Tesla lacked enforcement at the gate, Air Canada lacked visibility into the action surface, and Allianz has both.

The Question That Remains

The productive question is where humans should be placed, doing what, and under what conditions they can actually exercise judgment rather than perform the appearance of oversight.

The Gate Test is built around that question, and it has two components. First, enforcement at the step: a mechanism that ensures attention, not a policy that requests it. Steering wheel torque sensors request attention; eye-tracking interlocks enforce it. Checkbox approvals request review; system architecture that blocks action until review is complete enforces it. Second, visibility before the cost: an audit chain that reaches the action surface before errors compound. If leadership first reads what the agent said in a lawsuit attachment, the visibility property is already missing.

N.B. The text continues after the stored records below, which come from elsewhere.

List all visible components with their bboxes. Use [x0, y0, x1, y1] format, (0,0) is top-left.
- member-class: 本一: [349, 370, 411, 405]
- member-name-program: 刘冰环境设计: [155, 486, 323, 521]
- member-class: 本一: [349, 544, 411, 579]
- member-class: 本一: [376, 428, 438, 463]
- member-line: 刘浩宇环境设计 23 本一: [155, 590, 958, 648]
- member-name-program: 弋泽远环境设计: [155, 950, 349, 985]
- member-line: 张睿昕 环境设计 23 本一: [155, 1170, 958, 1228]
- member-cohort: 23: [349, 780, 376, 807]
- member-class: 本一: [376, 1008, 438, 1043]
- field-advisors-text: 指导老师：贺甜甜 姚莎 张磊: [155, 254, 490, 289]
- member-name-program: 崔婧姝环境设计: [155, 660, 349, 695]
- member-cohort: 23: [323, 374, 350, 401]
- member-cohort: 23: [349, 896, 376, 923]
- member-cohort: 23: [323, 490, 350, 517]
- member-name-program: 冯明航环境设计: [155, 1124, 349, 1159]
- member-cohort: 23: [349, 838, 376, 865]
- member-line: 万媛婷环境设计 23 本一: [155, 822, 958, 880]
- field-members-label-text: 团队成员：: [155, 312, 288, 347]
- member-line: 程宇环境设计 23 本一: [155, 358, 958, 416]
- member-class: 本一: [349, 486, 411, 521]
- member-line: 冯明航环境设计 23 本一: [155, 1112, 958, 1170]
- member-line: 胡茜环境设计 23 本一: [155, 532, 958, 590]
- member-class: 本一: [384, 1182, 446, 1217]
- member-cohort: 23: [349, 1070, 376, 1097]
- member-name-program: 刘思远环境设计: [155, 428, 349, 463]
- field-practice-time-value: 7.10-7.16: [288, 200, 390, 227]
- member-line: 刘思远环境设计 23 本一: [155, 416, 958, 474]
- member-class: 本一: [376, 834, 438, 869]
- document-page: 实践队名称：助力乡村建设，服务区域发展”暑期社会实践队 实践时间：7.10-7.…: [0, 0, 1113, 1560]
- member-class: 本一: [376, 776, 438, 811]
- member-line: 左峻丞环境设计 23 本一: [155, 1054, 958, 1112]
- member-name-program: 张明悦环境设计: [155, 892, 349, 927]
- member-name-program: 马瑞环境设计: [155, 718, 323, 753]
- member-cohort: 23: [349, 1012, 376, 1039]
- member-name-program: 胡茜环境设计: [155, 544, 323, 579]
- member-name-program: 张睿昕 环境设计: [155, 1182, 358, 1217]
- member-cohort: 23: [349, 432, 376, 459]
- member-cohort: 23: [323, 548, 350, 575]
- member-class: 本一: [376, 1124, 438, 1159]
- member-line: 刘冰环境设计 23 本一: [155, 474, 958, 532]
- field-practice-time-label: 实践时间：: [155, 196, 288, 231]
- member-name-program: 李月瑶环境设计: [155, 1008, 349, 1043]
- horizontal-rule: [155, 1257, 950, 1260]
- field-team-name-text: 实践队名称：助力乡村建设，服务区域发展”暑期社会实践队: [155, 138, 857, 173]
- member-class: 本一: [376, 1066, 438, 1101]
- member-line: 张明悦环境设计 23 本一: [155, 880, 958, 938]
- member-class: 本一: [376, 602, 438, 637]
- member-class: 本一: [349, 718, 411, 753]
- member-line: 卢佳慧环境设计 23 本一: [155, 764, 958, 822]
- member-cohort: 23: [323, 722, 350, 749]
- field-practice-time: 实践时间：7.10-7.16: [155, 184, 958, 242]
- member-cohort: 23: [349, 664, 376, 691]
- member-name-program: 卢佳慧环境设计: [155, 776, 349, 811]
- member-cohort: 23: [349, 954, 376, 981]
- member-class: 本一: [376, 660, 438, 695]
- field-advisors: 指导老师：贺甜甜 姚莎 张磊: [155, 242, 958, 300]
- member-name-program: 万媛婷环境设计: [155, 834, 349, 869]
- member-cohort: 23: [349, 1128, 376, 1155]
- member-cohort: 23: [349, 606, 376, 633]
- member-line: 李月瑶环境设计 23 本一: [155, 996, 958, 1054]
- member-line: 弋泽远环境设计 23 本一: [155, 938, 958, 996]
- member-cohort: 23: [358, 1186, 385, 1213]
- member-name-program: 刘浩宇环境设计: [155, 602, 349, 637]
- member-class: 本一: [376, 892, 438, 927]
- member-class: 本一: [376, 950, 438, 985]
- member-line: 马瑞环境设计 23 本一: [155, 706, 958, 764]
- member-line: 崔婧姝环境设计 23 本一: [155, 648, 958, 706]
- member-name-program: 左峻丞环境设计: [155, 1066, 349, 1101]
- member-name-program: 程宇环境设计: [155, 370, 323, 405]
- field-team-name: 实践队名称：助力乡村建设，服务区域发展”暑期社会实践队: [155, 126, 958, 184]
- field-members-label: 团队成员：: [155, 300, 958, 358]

Place the gate on the irreversible step with both properties, at a load humans can sustain, and the workflow has a structural basis for human oversight. Remove either property and human presence becomes ceremonial.

This is why human-in-the-loop is a design choice. Adding a human adds nothing if they can’t understand what the system did, can’t step in before the damage compounds, or can’t keep up with the volume. The relevant question is not “should there be a human?” but “can this human, at this step, with this information, actually change outcomes?”

When the answer is no, the human is not performing oversight. The human is absorbing liability, present to take blame when the system fails rather than to prevent the failure. The EU AI Act’s Article 14 now requires that high-risk AI systems be designed so humans can “effectively oversee” them, with specific provisions against automation bias. Regulators have recognized what the deployment failures demonstrated: the label “human-in-the-loop” means nothing without the architecture to make human judgment effective.

That’s why while building Jitera we designed context that works like memory, preserving what happened and why across sessions, and team-in-the-loop architecture that distributes oversight across roles instead of concentrating it in a single supervisor.

Where you place the human determines whether they act or watch.